Building A Culture Of Communication That Facilitates Better WFH

Our CEO Mark Walton recently featured as a guest on an episode of the CX Files podcast. You can follow the link to listen to the entire conversation, but I’d like to follow up on one of the areas that Mark discussed with the podcast host, Mark Hillary. This was around the technology required to make work-from-home (WFH) really operate effectively.

Mark explained that a remote and distributed team can be connected using tools such as Microsoft Teams, but you still miss out on the dynamics of being together in the office. Even something as simple as an agent waving to a team leader to indicate that they need help is more complex, unless you have tools that can build these bonds and reinforce teamwork. You need comms that are always on, not just for meetings.

Our platform, called LiveDesk, delivers an always-on digital workplace for homeworkers as well as office-based workers that are ‘on the same work mission’.

If you think about twelve people working on a team in the office then they are probably all seated close together – perhaps on a long table or pods that are next to each other and clustered in one physical space.

Twelve people working remotely is slightly different – it’s harder to think of them as a team. It feels more like twelve people working alone in their own little silo.

This is where LiveDesk helps. It’s always on and creates a virtual workplace where everyone within the distributed team can work together in a single place. Your managers are there, all the subject matter experts are there, you can access the IT and HR teams there, and you can also use the same tool to chat socially with colleagues. It truly is a virtual representation of the office. It brings the entire team together.

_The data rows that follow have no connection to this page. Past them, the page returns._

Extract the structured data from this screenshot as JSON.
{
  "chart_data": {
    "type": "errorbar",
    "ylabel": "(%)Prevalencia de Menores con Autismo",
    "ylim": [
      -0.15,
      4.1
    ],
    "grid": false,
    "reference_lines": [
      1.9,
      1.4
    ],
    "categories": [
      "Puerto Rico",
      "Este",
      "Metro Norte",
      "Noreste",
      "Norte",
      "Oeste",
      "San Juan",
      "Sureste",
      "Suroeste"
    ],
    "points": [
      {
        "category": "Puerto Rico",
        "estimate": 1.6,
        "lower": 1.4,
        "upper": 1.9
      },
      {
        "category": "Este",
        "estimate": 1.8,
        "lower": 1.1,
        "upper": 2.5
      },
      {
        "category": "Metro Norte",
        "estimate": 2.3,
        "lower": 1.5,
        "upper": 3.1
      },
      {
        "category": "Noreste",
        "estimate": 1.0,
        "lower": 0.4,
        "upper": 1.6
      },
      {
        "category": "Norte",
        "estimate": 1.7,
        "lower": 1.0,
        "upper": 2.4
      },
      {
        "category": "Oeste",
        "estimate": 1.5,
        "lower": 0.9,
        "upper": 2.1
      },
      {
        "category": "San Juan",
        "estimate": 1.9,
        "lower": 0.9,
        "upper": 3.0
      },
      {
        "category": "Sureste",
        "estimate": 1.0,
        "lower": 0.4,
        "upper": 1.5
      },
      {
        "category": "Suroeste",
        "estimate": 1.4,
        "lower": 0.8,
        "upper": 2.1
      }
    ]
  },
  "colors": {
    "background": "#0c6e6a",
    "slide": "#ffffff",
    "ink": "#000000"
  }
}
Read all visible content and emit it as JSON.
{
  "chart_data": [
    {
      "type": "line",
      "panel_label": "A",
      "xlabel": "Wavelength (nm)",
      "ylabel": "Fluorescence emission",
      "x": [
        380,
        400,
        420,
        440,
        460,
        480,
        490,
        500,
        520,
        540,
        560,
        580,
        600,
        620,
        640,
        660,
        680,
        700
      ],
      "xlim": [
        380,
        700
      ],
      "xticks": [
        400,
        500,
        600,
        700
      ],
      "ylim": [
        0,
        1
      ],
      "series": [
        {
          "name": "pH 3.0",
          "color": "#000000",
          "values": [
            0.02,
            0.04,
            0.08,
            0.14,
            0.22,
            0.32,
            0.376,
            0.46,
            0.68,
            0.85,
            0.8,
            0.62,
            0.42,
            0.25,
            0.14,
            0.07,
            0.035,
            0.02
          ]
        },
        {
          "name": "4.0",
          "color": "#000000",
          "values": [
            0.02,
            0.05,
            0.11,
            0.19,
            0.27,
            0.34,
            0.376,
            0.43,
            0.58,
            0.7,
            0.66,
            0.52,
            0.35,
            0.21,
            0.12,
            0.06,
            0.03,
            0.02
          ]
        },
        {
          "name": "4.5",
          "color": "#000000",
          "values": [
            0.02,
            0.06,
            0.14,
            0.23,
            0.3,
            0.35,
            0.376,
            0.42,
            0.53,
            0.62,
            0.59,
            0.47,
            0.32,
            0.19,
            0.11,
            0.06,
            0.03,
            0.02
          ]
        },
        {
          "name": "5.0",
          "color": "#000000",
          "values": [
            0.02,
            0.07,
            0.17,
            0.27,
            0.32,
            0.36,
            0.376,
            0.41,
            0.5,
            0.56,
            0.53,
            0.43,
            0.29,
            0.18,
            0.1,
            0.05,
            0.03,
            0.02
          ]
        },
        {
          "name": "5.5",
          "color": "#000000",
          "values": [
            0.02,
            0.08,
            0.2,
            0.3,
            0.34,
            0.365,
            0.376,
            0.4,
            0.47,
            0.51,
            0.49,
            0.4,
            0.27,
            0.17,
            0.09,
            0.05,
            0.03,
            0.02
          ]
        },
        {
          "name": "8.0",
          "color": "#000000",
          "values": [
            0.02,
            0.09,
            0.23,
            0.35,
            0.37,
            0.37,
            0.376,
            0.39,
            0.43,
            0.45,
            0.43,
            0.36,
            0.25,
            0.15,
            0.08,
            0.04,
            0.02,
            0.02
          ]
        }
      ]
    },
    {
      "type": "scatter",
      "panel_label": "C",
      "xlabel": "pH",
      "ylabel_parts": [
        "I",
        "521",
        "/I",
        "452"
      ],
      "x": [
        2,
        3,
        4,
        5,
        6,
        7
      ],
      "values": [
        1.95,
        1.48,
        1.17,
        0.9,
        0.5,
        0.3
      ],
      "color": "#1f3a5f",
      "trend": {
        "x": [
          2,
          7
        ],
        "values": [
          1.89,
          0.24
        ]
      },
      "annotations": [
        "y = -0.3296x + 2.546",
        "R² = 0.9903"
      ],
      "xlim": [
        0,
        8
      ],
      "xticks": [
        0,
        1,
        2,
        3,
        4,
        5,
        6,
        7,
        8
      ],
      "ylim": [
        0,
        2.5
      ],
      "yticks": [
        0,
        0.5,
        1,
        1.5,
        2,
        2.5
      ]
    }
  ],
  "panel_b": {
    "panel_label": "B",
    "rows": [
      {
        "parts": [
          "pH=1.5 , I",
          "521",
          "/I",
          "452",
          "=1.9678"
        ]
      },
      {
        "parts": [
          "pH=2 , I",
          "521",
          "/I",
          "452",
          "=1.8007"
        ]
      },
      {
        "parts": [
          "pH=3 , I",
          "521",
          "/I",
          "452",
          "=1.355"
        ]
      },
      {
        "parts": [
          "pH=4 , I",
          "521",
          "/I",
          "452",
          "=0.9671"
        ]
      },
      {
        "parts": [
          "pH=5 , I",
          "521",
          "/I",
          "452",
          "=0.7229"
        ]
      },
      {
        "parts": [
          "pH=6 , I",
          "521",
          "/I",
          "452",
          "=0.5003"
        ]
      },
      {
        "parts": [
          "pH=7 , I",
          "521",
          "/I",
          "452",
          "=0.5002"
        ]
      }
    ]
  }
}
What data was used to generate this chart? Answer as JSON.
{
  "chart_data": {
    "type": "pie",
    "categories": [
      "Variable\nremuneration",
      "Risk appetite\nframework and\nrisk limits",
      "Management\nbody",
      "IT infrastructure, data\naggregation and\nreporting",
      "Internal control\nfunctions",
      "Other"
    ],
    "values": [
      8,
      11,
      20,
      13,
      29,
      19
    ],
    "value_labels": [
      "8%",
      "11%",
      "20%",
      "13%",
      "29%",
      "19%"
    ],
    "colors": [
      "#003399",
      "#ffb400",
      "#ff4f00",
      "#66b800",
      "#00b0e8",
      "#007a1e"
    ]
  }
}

Sensée team members use (at least) two screens. One is for their main work tasks, such as the CRM or contact handling system. Another is for LiveDesk. This means that their communication platform is always running and always visible.

When the Covid lockdowns started in March 2020, many companies sent their employees home and asked them to continue working remotely but without this kind of communication infrastructure. Calls on Teams or Zoom are usually pre-arranged meetings, not like calling across to a team member and asking if they can help you with a customer question – right now!

LiveDesk allows team members to work remotely without many of the problems experienced by companies forced into homeworking during lockdown.  Such as the sense of isolation and inability to have more casual meetings and social interactions without first needing to book calls.

Add in the Sensée TeamTonic solution, which enables flexible working by allowing people to self-select the shifts they work, and one is looking at a comprehensive environment that supports an improved better work-life balance as well as supporting a work environment that is as close to the office as possible when working remotely.

In many respects, it’s easy to make a case for saying that work from home using LiveDesk and TeamTonic is preferable to working in the office. You don’t need to commute or handle the distractions that are normal in an office, and you may create a better work-life balance.

In addition, and what’s often overlooked, is that you can also establish a really strong sense of teamwork and an ability to talk to anyone whenever needed. Remote teams can be every bit as tight as office-based teams – you just need the right communications and scheduling platforms to make it happen.